Abstract
"The best things in life are not things, they are moments" of raining, walking, splashing, resting, laughing, crying, jumping, etc. Moments happening in the world can unfold at time scales from a second to minutes, occur in different places, and involve people, animals, objects, and natural phenomena, like rain, wind, or just silence. Of particular interest are moments of a few seconds: they represent an ecosystem of changes in our surroundings that convey enough temporal information to interpret the auditory and visually dynamic world. We present the Moments in Time Dataset, a large-scale human-annotated collection of one million videos corresponding to dynamic events unfolding within 3 seconds. These short temporal events correspond to the average duration of human working memory (a short-term memory-in-action buffer specialized in representing temporally dynamic information). Importantly, 3 seconds is a temporal envelope which holds meaningful actions between people, objects and phenomena (e.g. wind blowing, objects falling on the floor, picking something up) or between actors (e.g. greeting someone, shaking hands, playing with a pet, etc). There is a common transformation that occurs in space and time involving agents and/or objects that allows humans to associate it with the semantic meaning of an action despite a large amount of visual and auditory variance in the events belonging to that action.
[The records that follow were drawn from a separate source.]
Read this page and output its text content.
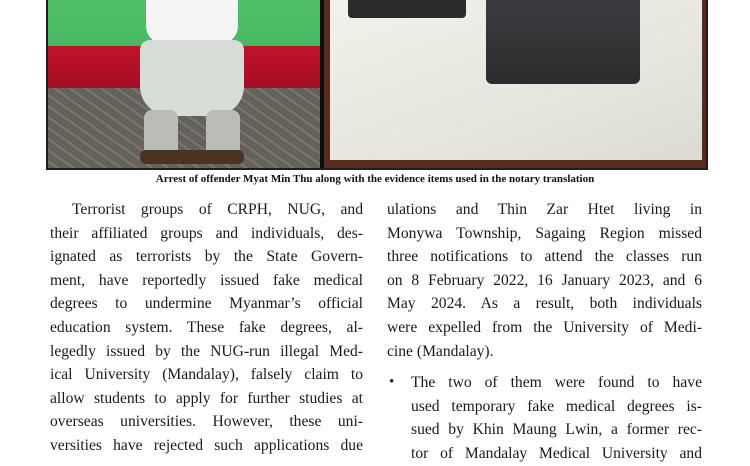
Arrest of offender Myat Min Thu along with the evidence items used in the notary translation
Terrorist groups of CRPH, NUG, and
their affiliated groups and individuals, des-
ignated as terrorists by the State Govern-
ment, have reportedly issued fake medical
degrees to undermine Myanmar’s official
education system. These fake degrees, al-
legedly issued by the NUG-run illegal Med-
ical University (Mandalay), falsely claim to
allow students to apply for further studies at
overseas universities. However, these uni-
versities have rejected such applications due
ulations and Thin Zar Htet living in
Monywa Township, Sagaing Region missed
three notifications to attend the classes run
on 8 February 2022, 16 January 2023, and 6
May 2024. As a result, both individuals
were expelled from the University of Medi-
cine (Mandalay).
•	The two of them were found to have
used temporary fake medical degrees is-
sued by Khin Maung Lwin, a former rec-
tor of Mandalay Medical University and
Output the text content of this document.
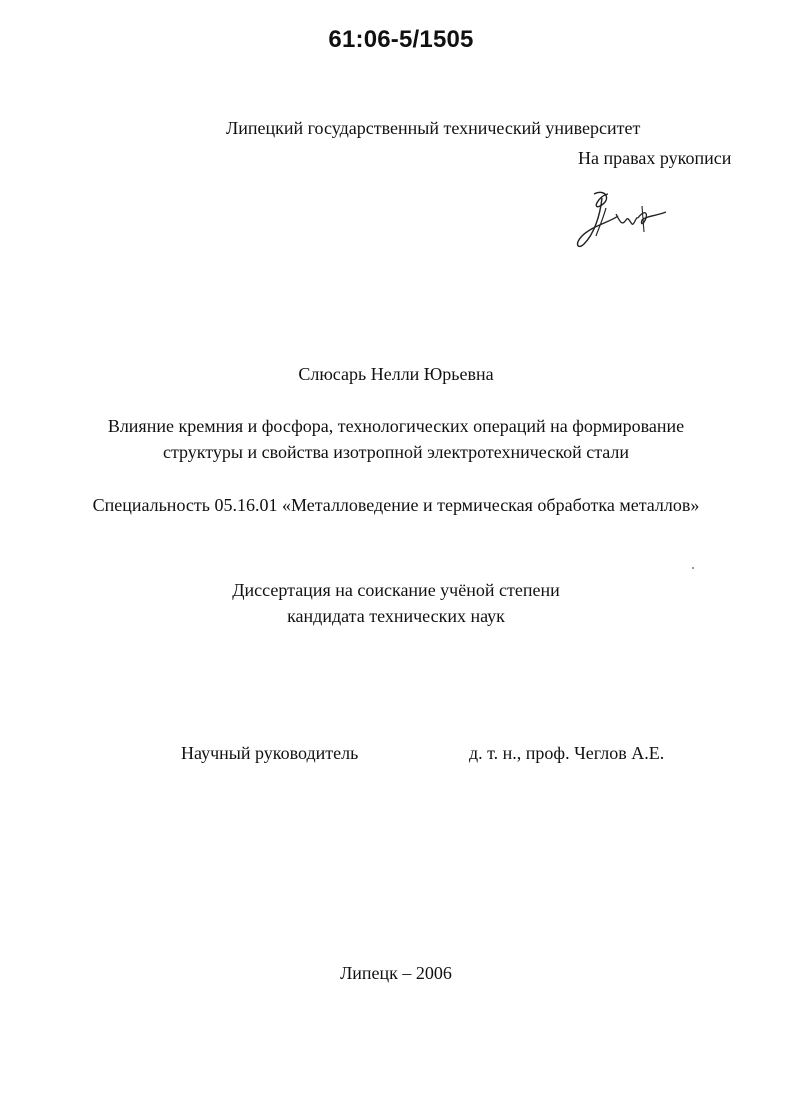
61:06-5/1505
Липецкий государственный технический университет
На правах рукописи
Слюсарь Нелли Юрьевна
Влияние кремния и фосфора, технологических операций на формирование
структуры и свойства изотропной электротехнической стали
Специальность 05.16.01 «Металловедение и термическая обработка металлов»
Диссертация на соискание учёной степени
кандидата технических наук
Научный руководитель	д. т. н., проф. Чеглов А.Е.
Липецк – 2006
The challenge is to develop models that recognize these transformations in a way that will allow them to discriminate between different actions, yet generalize to other agents and settings within the same action. This dataset, designed to have a large coverage and diversity of events in both visual and auditory modalities, can serve as a new challenge to develop models that scale to the level of complexity and abstract reasoning that a human processes on a daily basis.
Meeting abstract presented at VSS 2018